Monday, August 1, 2011

ActiveRecord Minus The Record Part

Today an ActiveRecord discussion revisited an issue raised about a year ago. The short version: ActiveRecord models which contain all your application's domain modelling become bloated and a total pain in the ass to test, refactor, and/or read.

A year ago, James Golick said:

The truth is that in a simple application, obese persistence objects might never hurt. It's when things get a little more complicated than CRUD operations that these things start to pile up and become pain points.

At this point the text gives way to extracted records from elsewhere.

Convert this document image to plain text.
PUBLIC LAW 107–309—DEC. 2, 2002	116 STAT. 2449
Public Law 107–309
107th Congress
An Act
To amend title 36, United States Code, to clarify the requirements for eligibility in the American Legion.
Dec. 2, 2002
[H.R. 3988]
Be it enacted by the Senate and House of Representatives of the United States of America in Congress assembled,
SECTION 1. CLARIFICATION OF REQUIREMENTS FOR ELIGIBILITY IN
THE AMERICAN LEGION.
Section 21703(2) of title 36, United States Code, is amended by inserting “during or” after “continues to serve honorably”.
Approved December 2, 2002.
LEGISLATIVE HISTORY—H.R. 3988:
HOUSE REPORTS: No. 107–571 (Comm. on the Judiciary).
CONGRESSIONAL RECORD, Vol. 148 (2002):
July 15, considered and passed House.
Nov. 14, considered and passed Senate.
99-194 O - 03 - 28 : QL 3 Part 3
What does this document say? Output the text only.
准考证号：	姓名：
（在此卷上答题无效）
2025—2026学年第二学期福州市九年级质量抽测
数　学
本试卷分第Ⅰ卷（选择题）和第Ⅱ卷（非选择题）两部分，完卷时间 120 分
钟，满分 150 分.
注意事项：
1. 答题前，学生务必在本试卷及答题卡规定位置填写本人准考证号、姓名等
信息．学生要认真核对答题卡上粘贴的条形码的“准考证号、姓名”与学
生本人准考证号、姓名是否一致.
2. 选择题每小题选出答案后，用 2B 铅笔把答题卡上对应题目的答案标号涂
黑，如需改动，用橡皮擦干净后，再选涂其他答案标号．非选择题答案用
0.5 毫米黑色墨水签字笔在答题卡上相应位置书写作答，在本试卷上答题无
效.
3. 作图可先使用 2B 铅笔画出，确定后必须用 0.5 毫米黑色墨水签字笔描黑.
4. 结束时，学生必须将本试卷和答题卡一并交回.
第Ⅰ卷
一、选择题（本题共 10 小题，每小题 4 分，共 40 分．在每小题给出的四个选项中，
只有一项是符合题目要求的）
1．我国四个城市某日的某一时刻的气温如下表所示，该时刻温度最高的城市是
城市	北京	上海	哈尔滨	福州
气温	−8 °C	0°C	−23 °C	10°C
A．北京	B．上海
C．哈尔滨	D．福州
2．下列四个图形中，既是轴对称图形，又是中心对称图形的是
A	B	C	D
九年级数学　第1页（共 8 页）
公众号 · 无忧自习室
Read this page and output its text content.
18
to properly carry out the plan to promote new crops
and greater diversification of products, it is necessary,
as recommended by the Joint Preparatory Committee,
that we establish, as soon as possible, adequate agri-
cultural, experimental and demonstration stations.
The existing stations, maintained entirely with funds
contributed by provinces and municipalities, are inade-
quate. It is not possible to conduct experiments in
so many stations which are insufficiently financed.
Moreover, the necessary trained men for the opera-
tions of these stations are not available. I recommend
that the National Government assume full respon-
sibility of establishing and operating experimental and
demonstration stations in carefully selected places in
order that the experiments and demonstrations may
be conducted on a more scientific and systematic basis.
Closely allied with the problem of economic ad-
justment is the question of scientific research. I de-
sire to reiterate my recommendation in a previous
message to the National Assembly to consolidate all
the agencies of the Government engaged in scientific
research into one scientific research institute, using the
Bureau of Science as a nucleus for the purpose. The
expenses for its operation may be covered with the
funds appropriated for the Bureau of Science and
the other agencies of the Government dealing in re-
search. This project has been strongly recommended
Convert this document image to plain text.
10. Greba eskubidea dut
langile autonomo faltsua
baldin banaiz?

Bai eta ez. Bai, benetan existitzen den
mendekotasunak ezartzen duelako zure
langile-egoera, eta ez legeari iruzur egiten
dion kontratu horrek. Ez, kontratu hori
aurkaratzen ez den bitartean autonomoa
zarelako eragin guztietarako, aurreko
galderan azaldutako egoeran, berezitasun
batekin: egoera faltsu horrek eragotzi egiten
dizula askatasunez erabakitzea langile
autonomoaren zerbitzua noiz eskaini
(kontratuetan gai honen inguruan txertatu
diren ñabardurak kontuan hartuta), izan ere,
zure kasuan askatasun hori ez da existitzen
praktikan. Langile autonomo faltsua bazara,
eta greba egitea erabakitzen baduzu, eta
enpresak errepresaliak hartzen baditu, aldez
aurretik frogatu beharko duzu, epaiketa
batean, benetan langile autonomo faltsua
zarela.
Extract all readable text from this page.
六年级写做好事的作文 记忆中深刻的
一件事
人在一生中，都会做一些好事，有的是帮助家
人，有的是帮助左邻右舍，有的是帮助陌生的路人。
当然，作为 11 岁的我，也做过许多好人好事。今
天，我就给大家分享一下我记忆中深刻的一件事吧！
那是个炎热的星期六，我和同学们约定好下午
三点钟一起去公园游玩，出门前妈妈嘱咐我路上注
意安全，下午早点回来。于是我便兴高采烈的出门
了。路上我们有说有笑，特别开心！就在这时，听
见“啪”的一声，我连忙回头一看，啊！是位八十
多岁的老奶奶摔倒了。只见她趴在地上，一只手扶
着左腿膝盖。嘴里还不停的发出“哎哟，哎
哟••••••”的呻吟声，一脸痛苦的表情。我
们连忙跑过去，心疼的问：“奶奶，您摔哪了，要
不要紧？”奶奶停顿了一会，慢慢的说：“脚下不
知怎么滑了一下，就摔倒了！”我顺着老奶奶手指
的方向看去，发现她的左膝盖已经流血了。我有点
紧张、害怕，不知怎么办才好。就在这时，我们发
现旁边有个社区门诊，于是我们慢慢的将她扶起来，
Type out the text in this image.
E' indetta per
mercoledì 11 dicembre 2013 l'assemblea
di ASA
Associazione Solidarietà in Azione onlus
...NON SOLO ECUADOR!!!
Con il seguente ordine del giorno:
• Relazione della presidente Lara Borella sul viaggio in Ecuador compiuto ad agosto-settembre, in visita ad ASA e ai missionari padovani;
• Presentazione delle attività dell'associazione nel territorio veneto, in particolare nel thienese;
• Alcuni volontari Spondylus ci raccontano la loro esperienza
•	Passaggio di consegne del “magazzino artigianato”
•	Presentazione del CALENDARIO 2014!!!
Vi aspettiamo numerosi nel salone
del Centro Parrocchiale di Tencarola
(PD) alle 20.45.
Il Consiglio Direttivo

That's why so many Rails plugins seem to get you 80% of the way there, like immediately, but then wind up taking forever to get that extra 20%.

My favorite comment in today's discussion echoed this thought:

I think this all depends solely on the complexity of the app you are building.

If you're building a small website, even proper MVC might be overkill and things like Sinatra + Sequel might be the best solution.

If you're building a medium sized app, the Rails approach of thin controller / thick model will be just right.

If you're building an enterprise information system, you might need that three-tier architecture with presentation / business logic / persistence layers separation and maybe even other Java world practices.

Don't over-engineer, don't under-engineer. Make it just right for the thing you are building.

Factoring an ActiveRecord persistence strategy (either the design pattern, or the Rails gem) out of the centerpiece of your object model makes a lot of sense once you pass some threshold of scale. In this instance by "scale" I mean code base size but also possibly traffic. The argument for code base size is hopefully obvious, and certainly covered in the blog posts I've already linked to and quoted.

With enough traffic, strong arguments mount for slicing your persistence up. You might read from read-optimized databases while writing to a central write-optimized one (since most web apps do a lot more reading than writing) or handle most persistence through SQL while shunting a small subset off to NoSQL alternatives. It gets ridiculous managing multiple persistence solutions within an object which exists to model your business logic. A line or two of ridiculous, I can handle - I've written ActiveRecord models which snuck in calls to Redis pub/sub on the side - but go much further beyond that and the argument for separate objects becomes rock-solid.

In this sense, the traffic-motivated split is really just a code-size-motivated split with a specific reason for code size growing, and obviously where a general code-motivated split can depend on the overall size of your model code, a traffic-motivated one would depend on the size and complexity of your persistence code.

I don't think there's really any debate here at all, except for one crucial question: where do you mark the threshold? How do you decide when your code needs this split? Although you can certainly perform various measurements to guide this decision, I think this is a judgement call, and pretty much impossible to decide ahead of time. I've worked on sites which I knew for a fact would see gazillions of pageviews from the first day of launch, whether their larger business goals succeeded or failed. For a site like that, I would absolutely start by factoring ActiveRecord out into a service like James does. For more typical Rails sites, I'd start with ActiveRecord and move it out of the picture only when necessary. In my opinion this kind of split is crucial if you hope to scale a Rails site, but optional for most smaller projects.